A Wrecking Ball of Life

The latest issue of Relevant Magazine hit the streets two weeks ago, and I devoured every page of mine over the course of about seven days. Nestled in the middle, under an article by someone I'd never heard of before, was something that has caused an interesting turn of events in my life.

The article was called "Jesus Wrecked My Life." The author was a guy named Shane Claiborne. Ever heard of him?

He lives in Philly. He grew up in Tennessee. He walked the mainstream evangelical life for most of his youth but, disenchanted and disillusioned by it in college when he started hanging with the homeless in the downtown streets of Philadelphia, he went to visit Mother Theresa in Calcutta for a few months. There, he served the poorest of the poor, the dying, and the lepers, and even befriended many of them and learned what it meant to see Jesus incarnate on the earth. Then he came back to complete a one-year internship at Willow Creek in Illinois. (Big culture shock.)

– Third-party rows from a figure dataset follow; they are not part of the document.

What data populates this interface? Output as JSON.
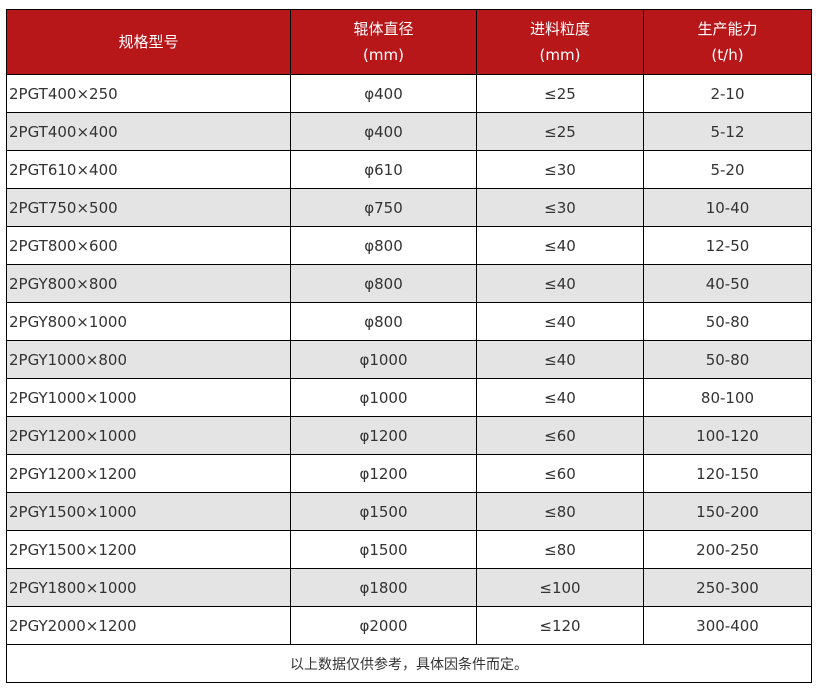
{
  "table": {
    "headers": [
      {
        "line1": "规格型号",
        "line2": ""
      },
      {
        "line1": "辊体直径",
        "line2": "(mm)"
      },
      {
        "line1": "进料粒度",
        "line2": "(mm)"
      },
      {
        "line1": "生产能力",
        "line2": "(t/h)"
      }
    ],
    "rows": [
      [
        "2PGT400×250",
        "φ400",
        "≤25",
        "2-10"
      ],
      [
        "2PGT400×400",
        "φ400",
        "≤25",
        "5-12"
      ],
      [
        "2PGT610×400",
        "φ610",
        "≤30",
        "5-20"
      ],
      [
        "2PGT750×500",
        "φ750",
        "≤30",
        "10-40"
      ],
      [
        "2PGT800×600",
        "φ800",
        "≤40",
        "12-50"
      ],
      [
        "2PGY800×800",
        "φ800",
        "≤40",
        "40-50"
      ],
      [
        "2PGY800×1000",
        "φ800",
        "≤40",
        "50-80"
      ],
      [
        "2PGY1000×800",
        "φ1000",
        "≤40",
        "50-80"
      ],
      [
        "2PGY1000×1000",
        "φ1000",
        "≤40",
        "80-100"
      ],
      [
        "2PGY1200×1000",
        "φ1200",
        "≤60",
        "100-120"
      ],
      [
        "2PGY1200×1200",
        "φ1200",
        "≤60",
        "120-150"
      ],
      [
        "2PGY1500×1000",
        "φ1500",
        "≤80",
        "150-200"
      ],
      [
        "2PGY1500×1200",
        "φ1500",
        "≤80",
        "200-250"
      ],
      [
        "2PGY1800×1000",
        "φ1800",
        "≤100",
        "250-300"
      ],
      [
        "2PGY2000×1200",
        "φ2000",
        "≤120",
        "300-400"
      ]
    ],
    "footnote": "以上数据仅供参考，具体因条件而定。"
  },
  "colors": {
    "header_bg": "#b8171a",
    "alt_row": "#e4e4e4"
  }
}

The culture shock propelled him back back to Philadelphia, where he and small troupe of believers started something they called The Simple Way. This is centralized around a house (of the same name) where they live in community and exist to serve the poor and the homeless. They dish out food and dispense clothes. They plant gardens in concrete jungles and rehabilitate abandoned houses. They play with children and pray with prostitutes. And this is their daily reality, birthed from a passion to live the gospel Jesus brought to the world, not just theorize or talk about it anymore.

I was disarmed by Shane's sparse, deceptively simple message. And I wanted to go back to part of the source of it: Mother Theresa. That same day I read his article, I checked out three biographies on Mother Theresa from the library and settled into reviewing them in bed. From last Thursday to this past Sunday, I have pretty much lived and breathed Mother Theresa. She has been pretty much all I have talked about. (Ask Kirk. He now knows more about her life than he ever knew before, too, since I've been sharing whole passages about her life from one of the biographies, and we even rented and watched a movie about her on Sunday.)

Now I'm reading Shane Claiborne's book, The Irresistible Revolution. All of this is pretty much wrecking my life, too. I'll share more as my thoughts have time to surface and make sense. In the meantime, you should check out his book. Be prepared to start thinking about life in a whole new way.